A professora e historiadora norte-americana Joan Scott[1] em sua definição de gênero divide-o em duas partes: a primeira, coloca-o como inerente às relações sociais fundado nas distinções entre os sexos; e, a segunda, confere ao gênero a forma inicial de se atribuir significado às relações de poder.  Para Scott, é possível fragmentar estas partes em mais quatro elementos: o gênero enquanto agente simbólico cultural de representações múltiplas que frequentemente são apresentadas como contraditórias; como conceitos normativos que evidenciam as interpretações simbólicas expressos pela religião, educação, ciência, política ou mesmo no ordenamento jurídico; possuindo a sua construção no parentesco, na economia e na organização política (ou seja, em instituições); e, por fim, seu aspecto identitário subjetivo.

O gênero é, portanto, um meio de decodificar o sentido e de compreender as relações complexas entre diversas formas de interação humana. Quando os(as) historiadores(as) procuram encontrar as maneiras como o conceito de gênero legitima e constrói as relações sociais, eles/elas começam a compreender a natureza recíproca do gênero e da sociedade e das formas particulares, situadas em contextos específicos, como a política constrói o gênero e o gênero constrói a política.[2]

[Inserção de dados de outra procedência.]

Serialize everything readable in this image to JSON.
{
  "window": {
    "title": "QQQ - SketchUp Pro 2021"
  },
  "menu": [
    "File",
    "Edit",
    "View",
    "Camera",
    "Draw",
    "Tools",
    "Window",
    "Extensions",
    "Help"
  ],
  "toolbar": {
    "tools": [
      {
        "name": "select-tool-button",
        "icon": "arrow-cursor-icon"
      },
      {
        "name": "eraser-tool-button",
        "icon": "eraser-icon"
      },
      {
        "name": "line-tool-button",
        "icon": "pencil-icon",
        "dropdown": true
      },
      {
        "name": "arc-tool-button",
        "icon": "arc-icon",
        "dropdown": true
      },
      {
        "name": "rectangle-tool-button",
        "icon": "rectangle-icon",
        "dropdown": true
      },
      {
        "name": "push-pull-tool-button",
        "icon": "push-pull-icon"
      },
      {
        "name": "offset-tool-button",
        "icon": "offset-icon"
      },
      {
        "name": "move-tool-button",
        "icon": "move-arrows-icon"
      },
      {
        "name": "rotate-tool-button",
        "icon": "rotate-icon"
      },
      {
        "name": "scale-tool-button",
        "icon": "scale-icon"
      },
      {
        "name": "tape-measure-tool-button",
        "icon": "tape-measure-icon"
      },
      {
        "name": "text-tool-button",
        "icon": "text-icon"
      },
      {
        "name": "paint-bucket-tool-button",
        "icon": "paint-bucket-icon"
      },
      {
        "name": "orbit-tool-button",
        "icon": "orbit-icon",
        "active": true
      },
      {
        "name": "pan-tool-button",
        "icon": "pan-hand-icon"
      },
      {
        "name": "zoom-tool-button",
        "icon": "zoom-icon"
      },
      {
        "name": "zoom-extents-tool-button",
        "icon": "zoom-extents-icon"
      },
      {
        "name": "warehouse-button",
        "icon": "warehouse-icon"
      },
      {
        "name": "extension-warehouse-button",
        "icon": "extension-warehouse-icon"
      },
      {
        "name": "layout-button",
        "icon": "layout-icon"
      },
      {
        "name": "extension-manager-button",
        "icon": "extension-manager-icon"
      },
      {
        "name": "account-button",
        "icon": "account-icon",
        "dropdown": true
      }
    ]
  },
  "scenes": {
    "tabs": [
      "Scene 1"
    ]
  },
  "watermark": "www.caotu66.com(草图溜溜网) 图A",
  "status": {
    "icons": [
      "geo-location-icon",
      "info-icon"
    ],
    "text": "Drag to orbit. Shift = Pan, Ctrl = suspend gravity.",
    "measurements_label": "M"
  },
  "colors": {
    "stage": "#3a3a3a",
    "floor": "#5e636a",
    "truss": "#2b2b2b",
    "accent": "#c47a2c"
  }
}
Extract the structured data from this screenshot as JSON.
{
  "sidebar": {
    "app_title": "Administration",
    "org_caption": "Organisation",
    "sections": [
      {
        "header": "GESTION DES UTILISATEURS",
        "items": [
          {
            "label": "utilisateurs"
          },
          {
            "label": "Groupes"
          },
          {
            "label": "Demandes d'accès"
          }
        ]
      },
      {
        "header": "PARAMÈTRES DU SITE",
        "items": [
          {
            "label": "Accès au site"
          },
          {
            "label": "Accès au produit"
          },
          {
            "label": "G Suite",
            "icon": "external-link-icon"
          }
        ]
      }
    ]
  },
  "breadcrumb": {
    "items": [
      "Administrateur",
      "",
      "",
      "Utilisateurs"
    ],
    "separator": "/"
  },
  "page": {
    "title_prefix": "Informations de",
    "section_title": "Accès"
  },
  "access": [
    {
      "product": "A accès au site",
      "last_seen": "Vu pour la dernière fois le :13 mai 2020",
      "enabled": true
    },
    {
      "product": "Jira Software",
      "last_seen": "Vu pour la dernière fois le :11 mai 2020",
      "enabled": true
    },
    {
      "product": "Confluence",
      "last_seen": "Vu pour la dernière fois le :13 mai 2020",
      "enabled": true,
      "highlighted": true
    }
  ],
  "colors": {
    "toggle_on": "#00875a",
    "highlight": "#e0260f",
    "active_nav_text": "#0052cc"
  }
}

            Portanto, estudar as relações de gênero implica em estudar a sociedade tanto em termos simbólicos culturais, quanto suas dimensões sociais, jurídicas, políticas e econômicas que ratificam tais representações, em sua maioria binárias, distintas e desiguais. A depender de seu gênero, numa sociedade patriarcal, machista e alienante que mitifica vínculos de sujeição e dominação entre homens e mulheres, sua vida será desenhada por atribuições e expectativas que diferem se feminino ou masculino. Tais diferenças estão inseridas nas divisões de trabalho, em cargos e salários, formas de tratamento e como um corpo ocupa os lugares, em como será visto, respeitado, interpretado, objetificado e/ou violado.

Então, em primeiro lugar e acima de tudo, dizer que o gênero é performativo é dizer que ele é um certo tipo de representação; (...) o gênero é induzido por normas obrigatórias que exigem que nos tornemos um gênero ou outro (geralmente dentro de um enquadramento estritamente binário); a reprodução de gênero é, portanto, sempre uma negociação com o poder (...).[3]

            Podemos notar uma consonância nas representações de gênero e o exercício das relações poder, pois ambos compõem as relações humanas em sociedade e, em contextos de violência e violações de direitos, tais distinções de gênero, e sua esfera simbólica de dominação e sujeição, contornam as relações de poder, atuando de forma visceral na supressão de direitos e contribuindo para a desigualdades entre os sexos. E, neste ponto, a psicanalista e pesquisadora do Núcleo Diversitas FFLCH/USP, Maria Lucia Homem, enfatiza que, enquanto sujeitos responsáveis pela teia social em que vivemos, precisamos defender o direito de sermos ativos no lugar que ocupamos. Para Homem, é fundamental que se contenha o movimento histórico injusto e prioritariamente opressivo que destina ao feminino um lugar de “repositório do ódio, da castração, do mal, do menos, do não-fálico e do menos valor”[4].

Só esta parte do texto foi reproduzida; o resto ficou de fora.